Dieter Eisbrenner v. Her Majesty the Queen(F.C.)
In 2005, the applicant taxpayer, Mr. Eisbrenner, participated in a donation program called the Canadian Humanitarian Trust. In so doing, he was issued charitable donation receipts. Two were in respect of cash payments made by him to a charity, and two were in respect of pharmaceuticals he claimed to have gifted to another charity. In his 2005 tax return, Mr. Eisbrenner claimed charitable donation credits in respect of these receipts. In reassessing Mr. Eisbrenner, the Minister of National Revenue disallowed the charitable donation credits claimed in respect of receipts from the in‑kind charity. This is because, contrary to what was pleaded in Mr. Eisbrenner’s Notice of Appeal, the Minister assumed in his Reply that Mr. Eisbrenner never took possession of, nor acquired title to, any pharmaceuticals. The Tax Court dismissed Mr. Eisbrenner’s appeal. The trial judge found that Mr. Eisbrenner failed to establish, on a prima facie standard, that he had acquired the pharmaceuticals and therefore could not make a gift of them to the in‑kind charity. The Federal Court of Appeal dismissed Mr. Eisbrenner’s appeal. The court noted that Mr. Eisbrenner bore the burden of proving the allegations made in his Notice of Appeal to the effect that he had acquired the pharmaceuticals and that he was the legal and beneficial owner of them prior to their donation, and so on a balance of probabilities.
V. Ross Morrison v. Her Majesty the Queen(F.C.)
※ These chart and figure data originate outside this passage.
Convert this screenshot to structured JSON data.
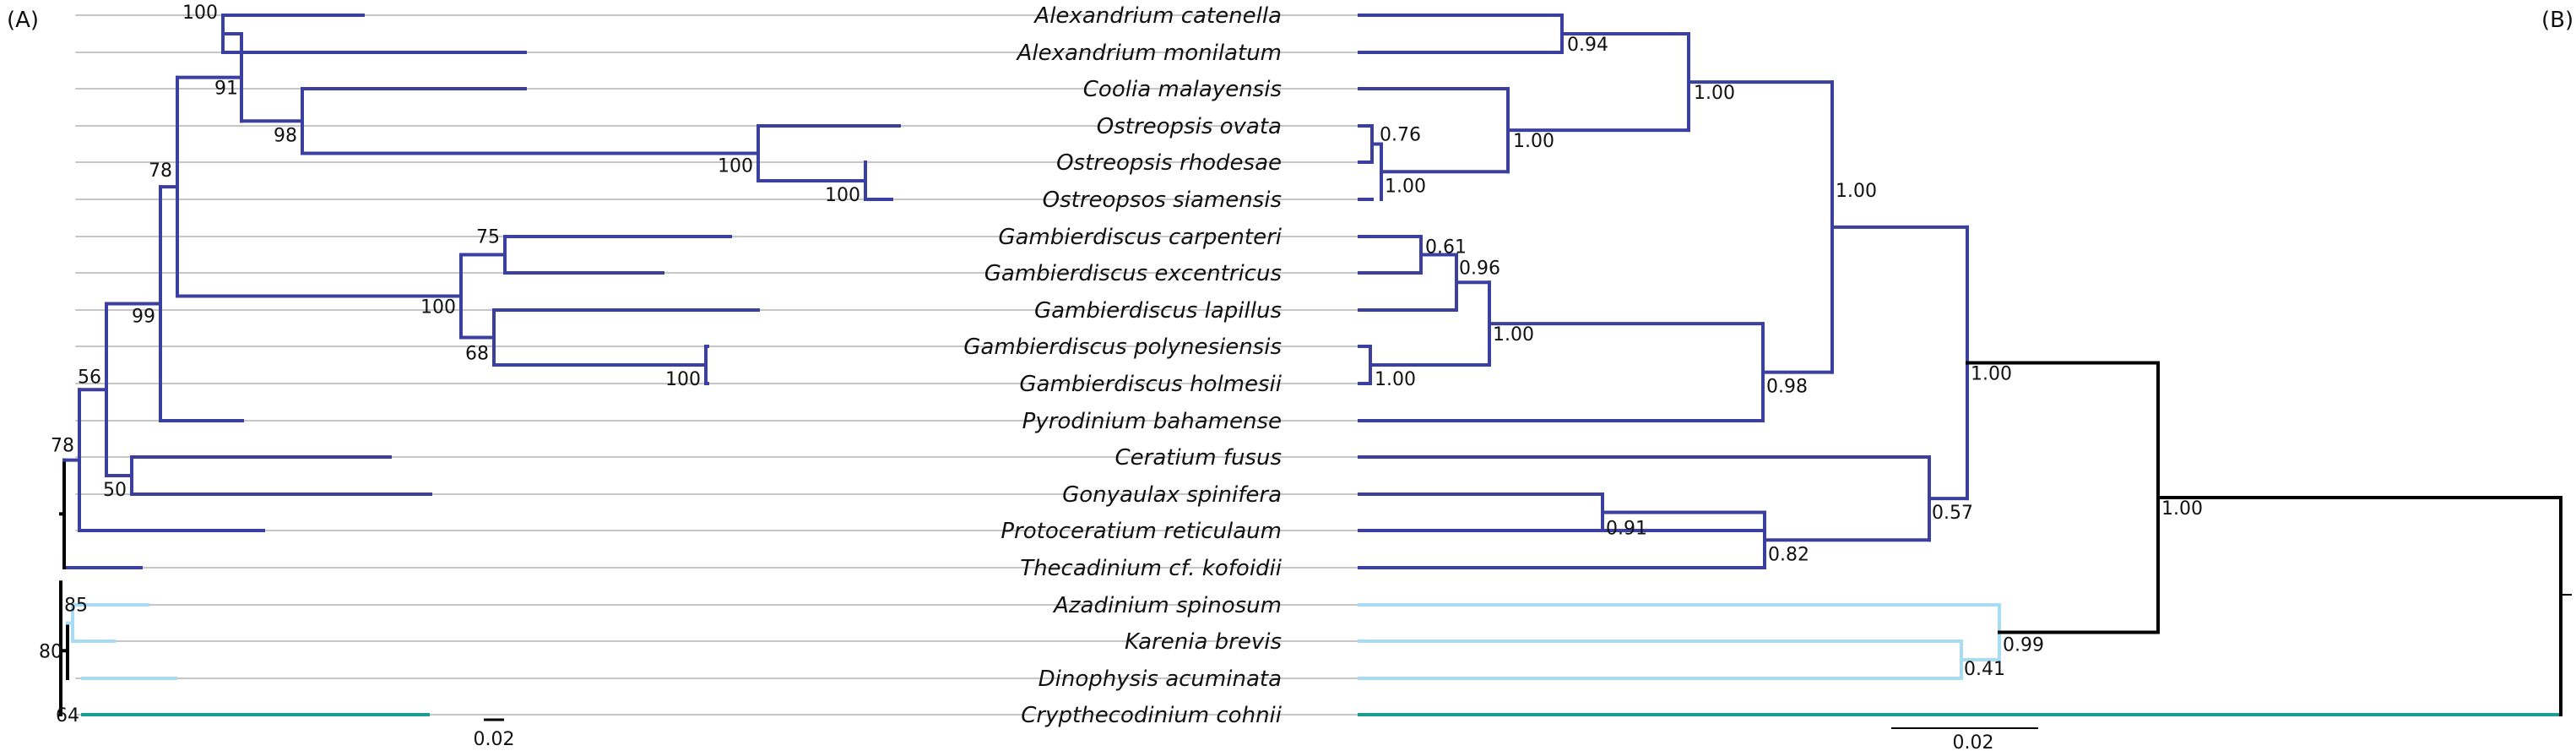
{
  "panels": {
    "left_label": "(A)",
    "right_label": "(B)"
  },
  "colors": {
    "dark_blue_clade": "#3b3fa0",
    "light_blue_clade": "#a8dcf4",
    "teal_outgroup": "#1a9e93",
    "backbone": "#000000",
    "leader_line": "#b4b4b4"
  },
  "taxa": [
    "Alexandrium catenella",
    "Alexandrium monilatum",
    "Coolia malayensis",
    "Ostreopsis ovata",
    "Ostreopsis rhodesae",
    "Ostreopsos siamensis",
    "Gambierdiscus carpenteri",
    "Gambierdiscus excentricus",
    "Gambierdiscus lapillus",
    "Gambierdiscus polynesiensis",
    "Gambierdiscus holmesii",
    "Pyrodinium bahamense",
    "Ceratium fusus",
    "Gonyaulax spinifera",
    "Protoceratium reticulaum",
    "Thecadinium cf. kofoidii",
    "Azadinium spinosum",
    "Karenia brevis",
    "Dinophysis acuminata",
    "Crypthecodinium cohnii"
  ],
  "tree_a_support": {
    "alexandrium": "100",
    "alex_coolia_ostreopsis": "91",
    "coolia_ostreopsis": "98",
    "ostreopsis": "100",
    "ostreopsis_rhodesae_siamensis": "100",
    "gonyaulacales_main": "78",
    "gambierdiscus_carp_exc": "75",
    "gambierdiscus": "100",
    "gambierdiscus_lap_pol_hol": "68",
    "gambierdiscus_pol_hol": "100",
    "main_with_pyrodinium": "99",
    "with_ceratium_gonyaulax": "56",
    "ceratium_gonyaulax": "50",
    "with_protoceratium": "78",
    "azadinium_karenia": "85",
    "with_dinophysis": "80",
    "root": "64"
  },
  "tree_b_support": {
    "alexandrium": "0.94",
    "alex_coolia_ostreopsis": "1.00",
    "ostreopsis_ovata_rhodesae": "0.76",
    "ostreopsis": "1.00",
    "coolia_ostreopsis": "1.00",
    "gambierdiscus_carp_exc": "0.61",
    "gambierdiscus_carp_exc_lap": "0.96",
    "gambierdiscus_pol_hol": "1.00",
    "gambierdiscus": "1.00",
    "gambierdiscus_pyrodinium": "0.98",
    "upper_clade": "1.00",
    "dinoflagellate_main": "1.00",
    "gonyaulax_protoceratium": "0.91",
    "with_thecadinium": "0.82",
    "ceratium_group": "0.57",
    "karenia_dinophysis": "0.41",
    "with_azadinium": "0.99",
    "ingroup": "1.00"
  },
  "scale_bars": {
    "left_label": "0.02",
    "right_label": "0.02"
  }
}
In 2004 and 2005, the applicant taxpayer, Mr. Morrison, participated in a donation program called the Canadian Humanitarian Trust. In so doing, he was issued charitable donation receipts. Some were in respect of cash payments made by him to a charity, and others were in respect of pharmaceuticals he claimed to have gifted to another charity. In his tax returns, Mr. Morrison claimed charitable donation credits in respect of these receipts. In reassessing Mr. Morrison, the Minister of National Revenue disallowed the charitable donation credits claimed in respect of receipts from the in‑kind charity. This is because, contrary to what was pleaded in Mr. Morrison’s Notice of Appeal, the Minister assumed in his Reply that Mr. Morrison never took possession of, nor acquired title to, any pharmaceuticals. The Tax Court dismissed Mr. Morrison’s appeal. The trial judge found that Mr. Morrison failed to establish, on a prima facie standard, that he had acquired the pharmaceuticals and therefore could not make a gift of them to the in-kind charity. The Federal Court of Appeal dismissed Mr. Morrison’s appeal. The court noted that Mr. Morrison bore the burden of proving the allegations made in his Notice of Appeal to the effect that he had acquired the pharmaceuticals and that he was the legal and beneficial owner of them prior to their donation, and so on a balance of probabilities.